Around this time last year, State Senator Lena Gonzalez, along with other state senators, introduced Senate Bill (SB) 252 Public Retirement Systems: Fossil Fuels: Divestment. This bill would prohibit public employee retirement funds from investing in fossil fuel companies as well as liquidating all investments in those companies on or before July 1, 2031.
The bill specifically targets the California Public Employees’ Retirement System (CalPERS) and the California State Teachers Retirement System (CalSTRS) who currently have around $15 billion invested into the largest fossil fuel companies around the world such as Shell and Chevron.
Currently, the California State University system, including California State University, Monterey Bay, offers CalPERS as its main retirement plan to eligible faculty and staff, including professors.

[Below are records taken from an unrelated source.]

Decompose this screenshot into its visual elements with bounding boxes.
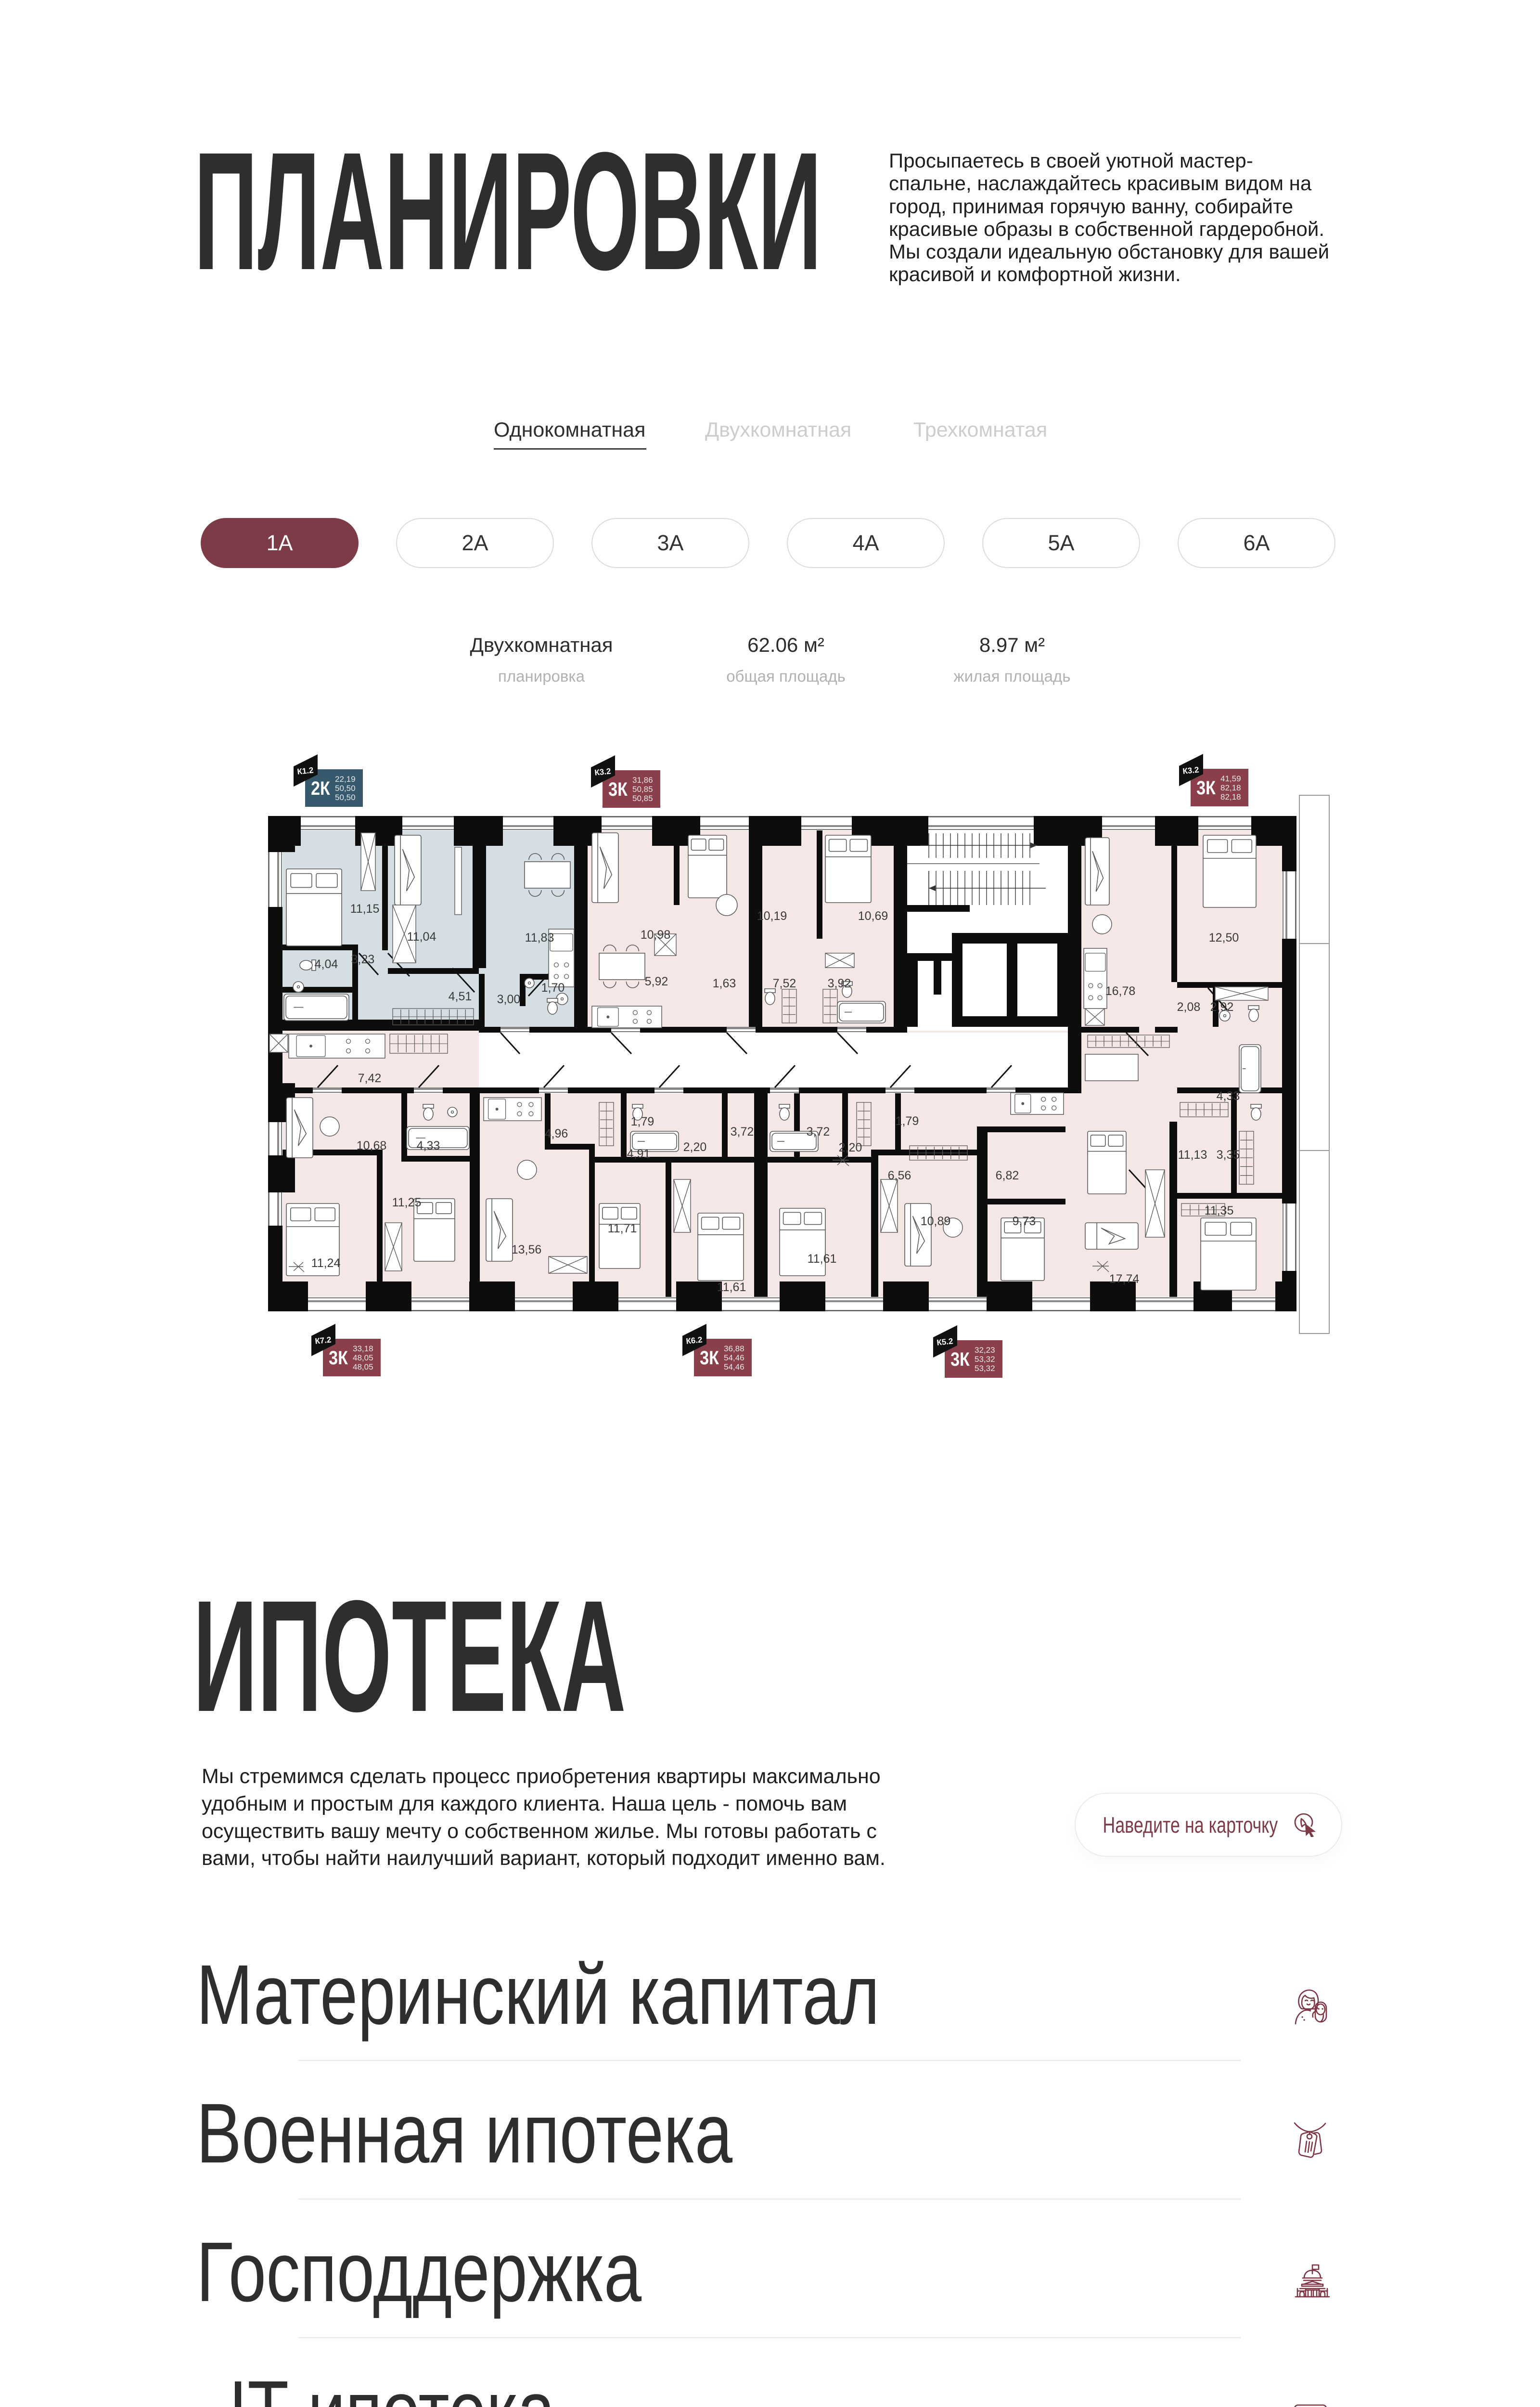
svg-text:16,78: 16,78 (1105, 984, 1136, 998)
svg-text:К1.2: К1.2 (297, 765, 314, 776)
svg-text:К6.2: К6.2 (686, 1335, 703, 1346)
svg-text:К7.2: К7.2 (315, 1335, 332, 1346)
svg-text:33,1848,0548,05: 33,1848,0548,05 (353, 1344, 373, 1372)
svg-text:К3.2: К3.2 (594, 766, 612, 777)
svg-text:12,50: 12,50 (1209, 931, 1239, 945)
svg-text:3,72: 3,72 (731, 1125, 754, 1139)
svg-text:3К: 3К (1196, 776, 1216, 798)
svg-text:6,82: 6,82 (996, 1169, 1019, 1182)
svg-text:36,8854,4654,46: 36,8854,4654,46 (724, 1344, 744, 1372)
svg-text:11,25: 11,25 (392, 1196, 422, 1209)
svg-text:1,79: 1,79 (896, 1114, 919, 1128)
svg-text:3,35: 3,35 (1217, 1148, 1240, 1162)
svg-text:К5.2: К5.2 (937, 1336, 954, 1347)
svg-text:11,35: 11,35 (1205, 1204, 1234, 1217)
svg-text:5,92: 5,92 (645, 975, 668, 988)
svg-text:10,68: 10,68 (357, 1139, 387, 1152)
svg-text:3,23: 3,23 (351, 953, 375, 966)
svg-text:4,33: 4,33 (417, 1139, 440, 1152)
svg-text:2,08: 2,08 (1177, 1000, 1201, 1014)
svg-text:4,91: 4,91 (627, 1147, 651, 1161)
svg-text:11,61: 11,61 (717, 1281, 746, 1294)
svg-text:10,98: 10,98 (641, 928, 671, 942)
svg-text:17,74: 17,74 (1109, 1272, 1140, 1286)
svg-text:22,1950,5050,50: 22,1950,5050,50 (335, 775, 356, 802)
svg-text:9,73: 9,73 (1013, 1215, 1036, 1228)
svg-text:4,04: 4,04 (315, 958, 338, 971)
svg-text:2,20: 2,20 (839, 1141, 862, 1154)
svg-text:41,5982,1882,18: 41,5982,1882,18 (1220, 774, 1241, 802)
svg-text:1,70: 1,70 (541, 981, 565, 995)
svg-text:3,00: 3,00 (497, 993, 521, 1006)
svg-text:4,96: 4,96 (545, 1127, 568, 1140)
svg-text:11,15: 11,15 (350, 902, 380, 916)
svg-text:10,19: 10,19 (757, 909, 787, 923)
svg-text:6,56: 6,56 (888, 1169, 911, 1182)
svg-text:2,20: 2,20 (683, 1140, 707, 1154)
svg-text:1,79: 1,79 (631, 1115, 654, 1128)
svg-text:3К: 3К (700, 1346, 719, 1368)
svg-text:3К: 3К (950, 1348, 970, 1370)
svg-text:4,33: 4,33 (1217, 1089, 1240, 1103)
svg-text:3,72: 3,72 (807, 1125, 830, 1139)
svg-text:11,71: 11,71 (608, 1222, 637, 1235)
svg-text:2К: 2К (311, 777, 330, 799)
svg-text:10,89: 10,89 (921, 1215, 951, 1228)
svg-text:11,24: 11,24 (311, 1256, 341, 1270)
svg-text:11,83: 11,83 (525, 931, 554, 945)
svg-text:11,13: 11,13 (1178, 1148, 1207, 1162)
svg-text:4,51: 4,51 (449, 990, 472, 1003)
svg-text:13,56: 13,56 (512, 1243, 542, 1256)
svg-text:31,8650,8550,85: 31,8650,8550,85 (632, 776, 653, 803)
svg-text:10,69: 10,69 (858, 909, 888, 923)
svg-text:1,63: 1,63 (713, 977, 736, 990)
svg-text:3К: 3К (329, 1346, 348, 1368)
svg-text:11,04: 11,04 (407, 930, 436, 944)
svg-text:2,92: 2,92 (1210, 1000, 1234, 1014)
svg-text:11,61: 11,61 (808, 1252, 837, 1266)
svg-text:3,92: 3,92 (828, 977, 851, 990)
svg-text:32,2353,3253,32: 32,2353,3253,32 (975, 1346, 995, 1373)
svg-text:7,42: 7,42 (358, 1072, 382, 1085)
svg-text:К3.2: К3.2 (1182, 765, 1200, 776)
svg-text:7,52: 7,52 (773, 977, 796, 990)
svg-text:3К: 3К (608, 778, 628, 800)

After SB 252’s introduction, it was successfully passed through the California State Senate and ordered to the California State Assembly. It was later referred to Tina McKinnor, chair of the Assembly Committee on Public Employment and Retirement committee on June 6, when she decided to not hear it out, delaying the bill to this year.

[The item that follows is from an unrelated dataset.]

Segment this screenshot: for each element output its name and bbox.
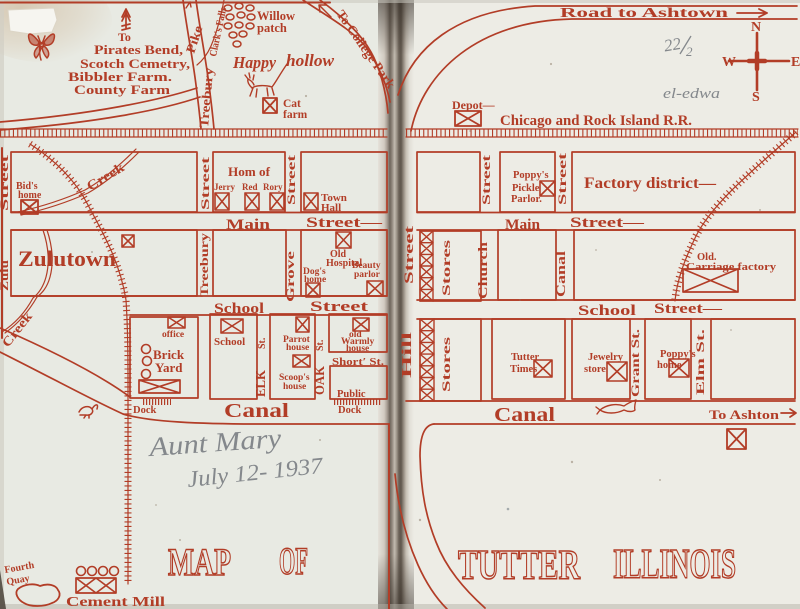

CalPERS is the second largest retirement fund in the United States with an investment portfolio of over $483 billion covering over 2 million retirees. CalSTRS is the third largest fund with over $327 billion in assets.
As California aims to become less reliant on fossil fuels with similar notable bills prohibiting investment and requiring disinvestment into coal companies for these public employee retirement funds, it comes as no surprise that the state has been turning its attention to one of the biggest contributing factors to climate change – oil.

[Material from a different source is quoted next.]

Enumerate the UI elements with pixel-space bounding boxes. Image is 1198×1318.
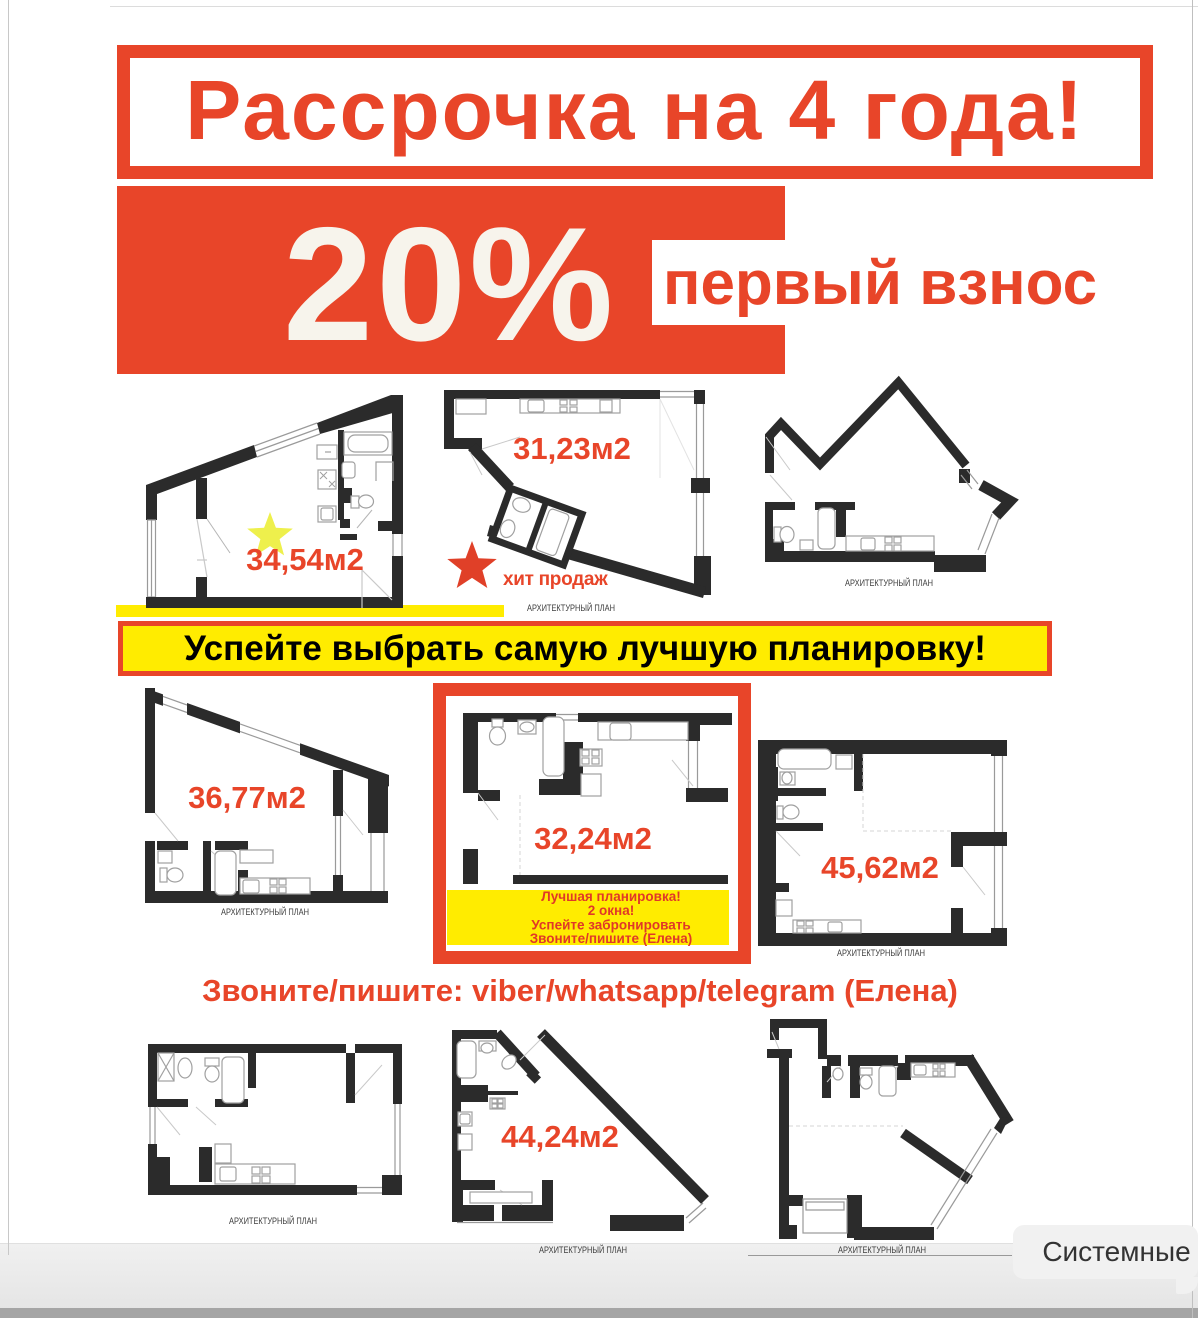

Despite SB 252 failing to pass in 2023, calls for CalPERS to divest in big oil have been fueled for years by climate change activist groups and state worker organizations. There has been immense pressure for the pension to make long-term changes to its investment portfolio.
During a November board meeting, CalPERS announced the “CalPERS’ Sustainable Investments 2030 Strategy,” where they laid out the intentions to create a plan to have a net zero portfolio by 2050 as well as an exit plan for “companies without credible net zero plans.”
During this meeting, there was also a commitment made to invest over “$100 billion toward climate solutions by 2030, and [accelerate] the transition to a low-carbon economy through more selective investments in high emitting sectors.”
While this new plan has been praised for acknowledging the issue and looking into solutions, it has also been criticized for its lack of transparency in the timeline of dates and actions it plans to take. The strategy does not highlight any specific criteria for those “companies with credible net zero plans,” as a part of the investments it plans to exit from, as well as the companies they plan to invest billions of dollars into.
With SB 252 getting a second opportunity to become law this year, there is a lot to be decided, especially regarding who CalPERS invests in for the future.
The Organisation for Economic Co-operation and Development estimates that without new policies, by 2050 there will be a 50 percent increase in global greenhouse gas emissions “primarily due to a 70 percent growth in energy-related CO2 emissions.”